Biventricular pacing has shown excellent results in patients with heart failure and left bundle branch block (LBBB). Studies have shown that the patients with abnormal axis deviation may benefit less from cardiac resynchronization therapy (CRT) as compared to those with the normal axis. The exact reason for left axis deviation (LAD) in LBBB is not known but could be due to diseased left anterior fascicle, left ventricular enlargement, or due to advanced electrical remodeling.

Methods

The aim of the study was to analyze the incidence of LAD in nonischemic cardiomyopathy (NICM) with LBBB and the clinical outcomes following left bundle branch pacing (LBBP).

Results

We have included 64 consecutive patients with NICM and LBBB, who underwent successful LBBP. Patients were divided into two groups—Group I with baseline normal axis (n = 40; 63%) and Group II with LAD (n = 24; 37%).
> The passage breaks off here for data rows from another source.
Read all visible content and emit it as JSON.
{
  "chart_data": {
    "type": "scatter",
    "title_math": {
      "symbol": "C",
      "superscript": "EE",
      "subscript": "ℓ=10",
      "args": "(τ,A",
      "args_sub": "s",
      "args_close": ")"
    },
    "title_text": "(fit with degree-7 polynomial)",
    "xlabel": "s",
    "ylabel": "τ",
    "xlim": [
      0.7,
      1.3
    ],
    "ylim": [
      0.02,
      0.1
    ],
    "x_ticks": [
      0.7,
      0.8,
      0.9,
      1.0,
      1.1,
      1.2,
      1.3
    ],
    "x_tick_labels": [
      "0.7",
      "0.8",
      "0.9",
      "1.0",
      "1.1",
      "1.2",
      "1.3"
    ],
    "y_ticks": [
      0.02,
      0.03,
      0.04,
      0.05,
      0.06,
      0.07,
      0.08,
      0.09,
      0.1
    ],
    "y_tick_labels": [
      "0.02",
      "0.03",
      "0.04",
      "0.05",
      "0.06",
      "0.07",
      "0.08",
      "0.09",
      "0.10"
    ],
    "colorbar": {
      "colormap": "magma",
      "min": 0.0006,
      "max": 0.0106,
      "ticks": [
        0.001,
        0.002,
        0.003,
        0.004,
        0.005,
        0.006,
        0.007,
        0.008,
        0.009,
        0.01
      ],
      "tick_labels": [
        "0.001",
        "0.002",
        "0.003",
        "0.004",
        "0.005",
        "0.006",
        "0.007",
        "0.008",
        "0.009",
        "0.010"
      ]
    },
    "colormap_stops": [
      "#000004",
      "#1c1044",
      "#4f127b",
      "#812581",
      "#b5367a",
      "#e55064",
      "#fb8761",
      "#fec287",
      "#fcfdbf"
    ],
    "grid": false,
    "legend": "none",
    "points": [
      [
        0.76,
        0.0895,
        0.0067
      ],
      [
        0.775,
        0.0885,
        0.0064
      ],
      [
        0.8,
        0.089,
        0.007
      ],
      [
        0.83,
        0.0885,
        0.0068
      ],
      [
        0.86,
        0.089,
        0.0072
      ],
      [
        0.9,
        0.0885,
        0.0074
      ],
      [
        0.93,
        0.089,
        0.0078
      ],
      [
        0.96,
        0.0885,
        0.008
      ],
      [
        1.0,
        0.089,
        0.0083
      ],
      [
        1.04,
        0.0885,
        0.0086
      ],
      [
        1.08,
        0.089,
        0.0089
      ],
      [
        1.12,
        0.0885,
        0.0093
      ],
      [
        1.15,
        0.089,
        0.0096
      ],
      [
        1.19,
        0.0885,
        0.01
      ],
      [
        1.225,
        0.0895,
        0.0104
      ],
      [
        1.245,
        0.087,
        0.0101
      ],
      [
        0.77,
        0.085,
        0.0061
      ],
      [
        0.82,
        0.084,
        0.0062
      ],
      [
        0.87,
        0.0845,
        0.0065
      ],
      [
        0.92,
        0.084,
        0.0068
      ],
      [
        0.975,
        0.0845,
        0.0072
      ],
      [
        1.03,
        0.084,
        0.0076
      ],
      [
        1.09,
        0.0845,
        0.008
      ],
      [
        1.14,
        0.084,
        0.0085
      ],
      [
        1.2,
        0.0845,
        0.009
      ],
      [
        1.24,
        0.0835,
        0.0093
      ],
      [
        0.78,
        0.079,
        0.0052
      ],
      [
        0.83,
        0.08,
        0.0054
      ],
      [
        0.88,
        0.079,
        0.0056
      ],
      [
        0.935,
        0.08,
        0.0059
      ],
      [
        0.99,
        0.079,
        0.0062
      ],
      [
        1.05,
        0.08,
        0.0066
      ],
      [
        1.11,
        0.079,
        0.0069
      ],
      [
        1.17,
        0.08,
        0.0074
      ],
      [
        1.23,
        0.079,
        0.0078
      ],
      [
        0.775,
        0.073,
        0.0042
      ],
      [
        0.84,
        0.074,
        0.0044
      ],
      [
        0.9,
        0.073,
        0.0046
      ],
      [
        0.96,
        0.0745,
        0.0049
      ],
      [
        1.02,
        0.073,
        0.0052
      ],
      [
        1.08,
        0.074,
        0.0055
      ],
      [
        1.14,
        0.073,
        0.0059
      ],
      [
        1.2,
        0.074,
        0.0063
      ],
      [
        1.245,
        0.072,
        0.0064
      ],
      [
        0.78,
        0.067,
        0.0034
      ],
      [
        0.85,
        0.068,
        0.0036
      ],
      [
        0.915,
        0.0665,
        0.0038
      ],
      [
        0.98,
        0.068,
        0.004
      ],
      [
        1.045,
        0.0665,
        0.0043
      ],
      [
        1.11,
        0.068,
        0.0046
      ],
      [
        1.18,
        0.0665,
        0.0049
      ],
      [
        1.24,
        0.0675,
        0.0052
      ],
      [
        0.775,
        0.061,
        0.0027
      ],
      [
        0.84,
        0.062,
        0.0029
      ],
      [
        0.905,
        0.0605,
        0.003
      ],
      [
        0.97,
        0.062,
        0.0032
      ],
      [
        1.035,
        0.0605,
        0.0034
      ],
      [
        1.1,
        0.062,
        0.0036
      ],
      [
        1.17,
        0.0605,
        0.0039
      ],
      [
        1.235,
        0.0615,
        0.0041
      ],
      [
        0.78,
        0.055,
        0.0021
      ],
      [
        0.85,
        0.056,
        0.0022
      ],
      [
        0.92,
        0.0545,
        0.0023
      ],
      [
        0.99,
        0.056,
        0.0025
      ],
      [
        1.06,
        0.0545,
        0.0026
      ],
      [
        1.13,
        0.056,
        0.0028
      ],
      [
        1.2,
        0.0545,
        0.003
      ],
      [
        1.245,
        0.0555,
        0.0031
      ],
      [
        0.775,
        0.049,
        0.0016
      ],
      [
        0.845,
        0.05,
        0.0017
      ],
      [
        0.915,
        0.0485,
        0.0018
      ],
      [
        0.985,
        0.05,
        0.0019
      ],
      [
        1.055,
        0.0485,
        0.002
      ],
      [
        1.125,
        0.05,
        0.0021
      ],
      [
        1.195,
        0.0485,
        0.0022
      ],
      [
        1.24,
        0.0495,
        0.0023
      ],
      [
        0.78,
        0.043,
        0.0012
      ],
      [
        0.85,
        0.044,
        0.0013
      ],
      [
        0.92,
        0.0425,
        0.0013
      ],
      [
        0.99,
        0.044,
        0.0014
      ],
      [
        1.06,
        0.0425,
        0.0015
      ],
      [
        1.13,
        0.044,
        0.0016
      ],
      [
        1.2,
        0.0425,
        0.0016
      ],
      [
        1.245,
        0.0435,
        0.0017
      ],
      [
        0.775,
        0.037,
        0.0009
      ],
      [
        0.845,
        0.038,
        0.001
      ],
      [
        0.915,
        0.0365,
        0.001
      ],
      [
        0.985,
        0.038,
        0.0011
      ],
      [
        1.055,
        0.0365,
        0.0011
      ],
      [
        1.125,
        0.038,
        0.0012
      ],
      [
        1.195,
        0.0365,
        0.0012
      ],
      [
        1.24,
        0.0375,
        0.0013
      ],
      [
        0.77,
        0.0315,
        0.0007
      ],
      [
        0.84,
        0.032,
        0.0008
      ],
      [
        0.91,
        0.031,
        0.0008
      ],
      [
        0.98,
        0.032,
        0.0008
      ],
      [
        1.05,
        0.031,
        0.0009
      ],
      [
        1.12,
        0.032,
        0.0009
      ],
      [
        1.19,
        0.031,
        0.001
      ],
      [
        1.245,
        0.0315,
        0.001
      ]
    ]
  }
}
The mean axis changed from +23.6 ± 28.8° at baseline to +16.5 ± 35.1° and from −40.4 ± 10.3° at baseline to 7.08 ± 41.1° after LBBP in Group I and Group II, respectively. LBBP retained the normal axis in 93% of Group I patients and normalized the axis in 75% of Group II patients. The percentage changes in QRS duration, left ventricular ejection fraction, and left ventricular end-diastolic diameter were similar in both the groups (+40% vs. +32%; p = .52, +64% vs. +50%; p = 0.34, −8% vs. −6%; p = .76, respectively). Capturing the proximal LBB would correct the LAD by recruitment of left anterior fascicles and pacing proximal to the site of the septal breakthrough of the right bundle branch activation wavefront during LBBB.

Conclusion

LBBP as an alternative strategy for CRT could result in similar improvement in LBBB patients with LAD as in those with the normal axis.